Famed Hacker Unveils Wild Crack-In-The-Box Password Cracker Fueled By Dozens Of RTX 4090s

A password cracking setup outfitted with multiple graphics cards.
Kevin Mitnick, a former black hat hooligan-turned-good-guy who spent several years in prison in the 1990s for various computer-related tomfoolery, is showing off a beastly setup outfitted with 30 high-end GeForce graphics cards. We know what you're wondering—can it run Crysis? It certainly has enough firepower to push pixels around like a schoolyard bully on steroids. But what his setup is really designed to do is to crack passwords with the same speed and ease it would take Hercules to crack a walnut.

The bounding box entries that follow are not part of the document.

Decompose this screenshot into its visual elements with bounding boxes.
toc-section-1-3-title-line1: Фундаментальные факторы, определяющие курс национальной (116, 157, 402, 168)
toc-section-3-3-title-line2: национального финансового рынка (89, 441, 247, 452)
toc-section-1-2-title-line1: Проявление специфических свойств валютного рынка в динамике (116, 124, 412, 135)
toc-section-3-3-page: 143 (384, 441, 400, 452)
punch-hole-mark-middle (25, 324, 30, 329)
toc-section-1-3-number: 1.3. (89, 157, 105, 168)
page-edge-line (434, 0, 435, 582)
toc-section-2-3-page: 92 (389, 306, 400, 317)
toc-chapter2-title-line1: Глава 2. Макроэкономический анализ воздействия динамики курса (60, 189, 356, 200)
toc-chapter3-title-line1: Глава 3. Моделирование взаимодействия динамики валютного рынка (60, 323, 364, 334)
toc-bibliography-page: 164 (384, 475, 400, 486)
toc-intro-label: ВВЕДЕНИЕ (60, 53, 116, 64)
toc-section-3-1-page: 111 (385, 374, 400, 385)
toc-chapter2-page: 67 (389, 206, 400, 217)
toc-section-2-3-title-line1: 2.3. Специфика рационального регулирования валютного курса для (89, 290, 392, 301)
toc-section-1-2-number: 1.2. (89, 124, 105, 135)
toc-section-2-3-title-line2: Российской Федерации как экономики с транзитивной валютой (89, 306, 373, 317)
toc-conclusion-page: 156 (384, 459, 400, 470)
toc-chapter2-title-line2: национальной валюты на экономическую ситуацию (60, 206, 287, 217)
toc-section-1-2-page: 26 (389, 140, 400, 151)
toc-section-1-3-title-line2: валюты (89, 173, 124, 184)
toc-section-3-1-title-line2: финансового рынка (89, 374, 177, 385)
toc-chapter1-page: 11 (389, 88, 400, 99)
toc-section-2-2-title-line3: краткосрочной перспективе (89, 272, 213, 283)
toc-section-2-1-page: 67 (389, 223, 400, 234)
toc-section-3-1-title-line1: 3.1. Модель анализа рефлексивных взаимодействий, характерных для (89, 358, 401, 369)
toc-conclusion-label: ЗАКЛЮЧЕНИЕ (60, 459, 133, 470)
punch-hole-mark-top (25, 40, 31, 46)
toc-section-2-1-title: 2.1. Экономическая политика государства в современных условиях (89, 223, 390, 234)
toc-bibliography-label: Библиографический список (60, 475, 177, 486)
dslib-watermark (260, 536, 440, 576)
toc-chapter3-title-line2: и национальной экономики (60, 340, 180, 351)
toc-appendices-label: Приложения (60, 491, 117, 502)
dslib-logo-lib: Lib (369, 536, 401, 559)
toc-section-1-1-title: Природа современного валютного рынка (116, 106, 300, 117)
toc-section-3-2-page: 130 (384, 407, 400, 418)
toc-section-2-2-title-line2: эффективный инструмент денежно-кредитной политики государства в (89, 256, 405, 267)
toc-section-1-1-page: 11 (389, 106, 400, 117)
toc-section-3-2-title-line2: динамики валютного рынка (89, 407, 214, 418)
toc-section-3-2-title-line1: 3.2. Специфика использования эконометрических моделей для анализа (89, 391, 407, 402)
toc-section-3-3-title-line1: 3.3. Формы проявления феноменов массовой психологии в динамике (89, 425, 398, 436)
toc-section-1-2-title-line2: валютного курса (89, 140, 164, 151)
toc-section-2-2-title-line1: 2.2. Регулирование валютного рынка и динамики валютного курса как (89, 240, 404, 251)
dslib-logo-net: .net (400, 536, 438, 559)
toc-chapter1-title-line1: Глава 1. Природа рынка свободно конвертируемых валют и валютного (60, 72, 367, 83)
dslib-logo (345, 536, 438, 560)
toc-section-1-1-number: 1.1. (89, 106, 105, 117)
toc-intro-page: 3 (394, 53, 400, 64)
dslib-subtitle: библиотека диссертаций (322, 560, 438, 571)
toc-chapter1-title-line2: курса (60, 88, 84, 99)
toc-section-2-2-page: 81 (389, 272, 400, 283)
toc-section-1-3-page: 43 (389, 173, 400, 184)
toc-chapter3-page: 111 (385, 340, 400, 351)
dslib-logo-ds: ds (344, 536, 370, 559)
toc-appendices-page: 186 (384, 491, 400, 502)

Anyone who is not familiar with Mitnick can look him up on Google or visit the Wikipedia entry on him for a quick history lesson. His hacking days started in his pre-teen years and it only gets more interesting from there. The US Department of Justice and Federal Bureau of Investigation are certainly familiar with the man who is widely considered to be the world's most famous hacker—he eluded both agencies for years...up until he didn't.

A successful "Free Kevin" movement helped Mitnick earn an early release after spending more than five years behind bars. These days he spends his time as a highly sought-after security consultant. He's also the chief executive officer at Mitnick Security Consulting, and chief hacking officer at KnowBe4, among other roles on his ever-expanding resume.

Kevin Mitnick tweet showing off his password cracking setup.

In posts shared to both Facebook and Twitter, Mitnick uploaded photos of a "badass password cracker" that the team at KnowBe4 helped him set up and configure. The beastly configuration is outfitted with two dozen of NVIDIA's flagship consumer graphics cards, the GeForce RTX 4090 based on the Ada Lovelace GPU architecture, as well as six GeForce RTX 2080 cards based on Turing.

"This is what companies come up against when we are hired for Red Team engagements. Our team now has a new large group of GPUs to crack passwords much, much faster," Mitnick explains.

In security parlance, a Red Team engagement is essentially a simulated cyberattack. You can think of it as an intense security audit. Exposing vulnerabilities is inevitably part of the process, but that's not necessarily the main goal. These simulated attacks test a company's ability to detect and/or respond to security threats. In other cases, the objective is to compromise the network by getting the admin’s credentials, which can entail exploiting as many vulnerabilities as possible. The results are then wrapped in a report that companies can take and implement fixes for.

This process is of course authorized by the company. The idea is that a Red Team engagement can identify what works, what doesn't, and how an organization can be better prepared to protect itself and its data from actual cyberattacks.

Why lean so heavily on the GeForce RTX 4090? As we've written about before, NVIDIA's top consumer GPU is proven to be quite adept at cracking passwords. We can only imagine how a setup with 24 of these GPUs plus six older higher-tier GPUs would be at accomplishing the same task.